In een eerder dit jaar gewezen arrest heeft het Gerecht van de EU de Europese Commissie in het gelijk gesteld omdat Scania de mededingingsregels van de EU had geschonden. Scania is nu tegen dit arrest in beroep gegaan bij het Europees Hof van Justitie.
Op 27 september 2017 nam de Europese Commissie een besluit aan waarbij Scania een boete van meer dan 880 miljoen euro moest betalen omdat het zou hebben deelgenomen aan ongepaste informatie-uitwisselingen en heimelijke afspraken met andere Europese vrachtwagenfabrikanten met betrekking tot prijsstelling en de invoering van emissietechnologieën in de periode 1997-2011.
Scania ging later datzelfde jaar in beroep bij het Gerecht. Op 2 februari 2022 heeft het Gerecht een arrest gewezen waarin de bevindingen van de EU-Commissie tegen Scania werden bevestigd, het beroep van Scania volledig werd verworpen en het bedrag van de door de EU-Commissie vastgestelde boetes werd bevestigd.

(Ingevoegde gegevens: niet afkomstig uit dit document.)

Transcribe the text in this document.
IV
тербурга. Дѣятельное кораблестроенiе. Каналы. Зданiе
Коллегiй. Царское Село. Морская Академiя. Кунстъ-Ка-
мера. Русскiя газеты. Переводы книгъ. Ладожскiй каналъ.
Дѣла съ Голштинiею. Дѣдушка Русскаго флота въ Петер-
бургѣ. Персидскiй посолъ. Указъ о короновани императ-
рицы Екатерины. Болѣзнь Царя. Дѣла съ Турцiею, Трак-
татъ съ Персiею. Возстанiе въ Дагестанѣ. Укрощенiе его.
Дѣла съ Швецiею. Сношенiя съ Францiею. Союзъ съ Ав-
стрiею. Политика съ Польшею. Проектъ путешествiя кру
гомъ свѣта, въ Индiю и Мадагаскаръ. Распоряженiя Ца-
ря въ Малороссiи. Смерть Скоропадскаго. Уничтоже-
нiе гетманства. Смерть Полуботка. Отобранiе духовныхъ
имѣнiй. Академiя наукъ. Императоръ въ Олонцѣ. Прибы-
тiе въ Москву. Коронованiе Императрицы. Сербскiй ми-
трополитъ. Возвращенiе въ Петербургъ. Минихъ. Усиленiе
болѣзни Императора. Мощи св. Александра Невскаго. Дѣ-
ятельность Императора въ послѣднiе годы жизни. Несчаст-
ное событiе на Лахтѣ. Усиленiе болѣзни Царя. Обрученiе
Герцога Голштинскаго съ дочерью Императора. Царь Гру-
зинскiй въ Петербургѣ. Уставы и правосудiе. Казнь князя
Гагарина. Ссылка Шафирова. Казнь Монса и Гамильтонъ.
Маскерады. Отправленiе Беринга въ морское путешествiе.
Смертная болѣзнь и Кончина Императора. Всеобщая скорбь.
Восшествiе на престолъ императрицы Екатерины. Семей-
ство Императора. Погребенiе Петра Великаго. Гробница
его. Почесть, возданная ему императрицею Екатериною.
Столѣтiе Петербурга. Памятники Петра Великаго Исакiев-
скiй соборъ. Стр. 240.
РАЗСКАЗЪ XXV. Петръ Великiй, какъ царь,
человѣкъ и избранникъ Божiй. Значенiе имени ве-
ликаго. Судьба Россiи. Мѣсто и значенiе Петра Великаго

Scania betwist nog steeds alle bevindingen van de EU-Commissie, zoals vervolgens bevestigd door het Gerecht, en houdt vol dat het bedrijf geen pan-Europese overeenkomst met andere fabrikanten heeft gesloten met betrekking tot de prijsstelling, noch heeft samengespannen om de invoering van nieuwe motoren die voldoen aan de EU-wetgeving voor uitlaatemissies te vertragen.
Scania heeft daarom op 8 april jl. tegen het arrest van het Gerecht beroep aangetekend bij het Europees Hof van Justitie, als laatste rechterlijke instantie in de EU.